By Marc Lewis
Lessons from a stag weekend
I went on a stag weekend recently, which started on Saturday morning at a place called the Ian Wright Organisation. If it had anything to do with the Arsenal and Palace legend, he was keeping a very low profile.
First we went out on quad-bikes, which was great fun. But no dots collected.
Then we took it in turns to throw a rally car around a field.
I am not much into speed and not very good with a steering wheel, so I was resigned to coming last in the time trials.
But here is what happened.
Some of my friends had the skills and confidence to throw the car around corners, spin out, brake hard. Some had the confidence but not the skills.
I had neither.
We had instructors sitting next to us, changing gear for us and shouting advice. Mine kept asking me if I was trying to park, I was going that slow.
But I came third.
Two people beat me. They really went for it, and had the talent to back up their bravery.
Seven got worse times, even though they tried to go faster.

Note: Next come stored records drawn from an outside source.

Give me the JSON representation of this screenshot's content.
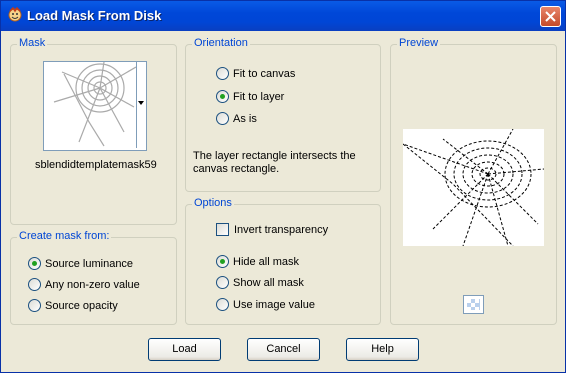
{
  "window": {
    "title": "Load Mask From Disk"
  },
  "mask": {
    "label": "Mask",
    "name": "sblendidtemplatemask59"
  },
  "create_from": {
    "label": "Create mask from:",
    "options": [
      "Source luminance",
      "Any non-zero value",
      "Source opacity"
    ],
    "selected": 0
  },
  "orientation": {
    "label": "Orientation",
    "options": [
      "Fit to canvas",
      "Fit to layer",
      "As is"
    ],
    "selected": 1,
    "info": "The layer rectangle intersects the canvas rectangle."
  },
  "options": {
    "label": "Options",
    "invert_label": "Invert transparency",
    "invert_checked": false,
    "mask_options": [
      "Hide all mask",
      "Show all mask",
      "Use image value"
    ],
    "selected": 0
  },
  "preview": {
    "label": "Preview"
  },
  "buttons": {
    "load": "Load",
    "cancel": "Cancel",
    "help": "Help"
  },
  "colors": {
    "title_bar": "#0046d6",
    "group_label": "#0046d5",
    "dialog_bg": "#ece9d8"
  }
}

If third place is a respectable position, then slow and steady delivers results.
I wasn’t spectacular, but I wasn’t a spectacular failure.
Most of the accidents at the Ian Wright Organisation happen on the quad-bikes. That’s where limbs are lost. Unlike the quad-bikes, rally cars are almost impossible to flip and there were no trees to hit.
So it was safe to push the gas, even if it meant spinning out of control.
I never pushed myself, even though it was safe to do so.
So I will never know if I could have come second.
I thought I was happy with third place.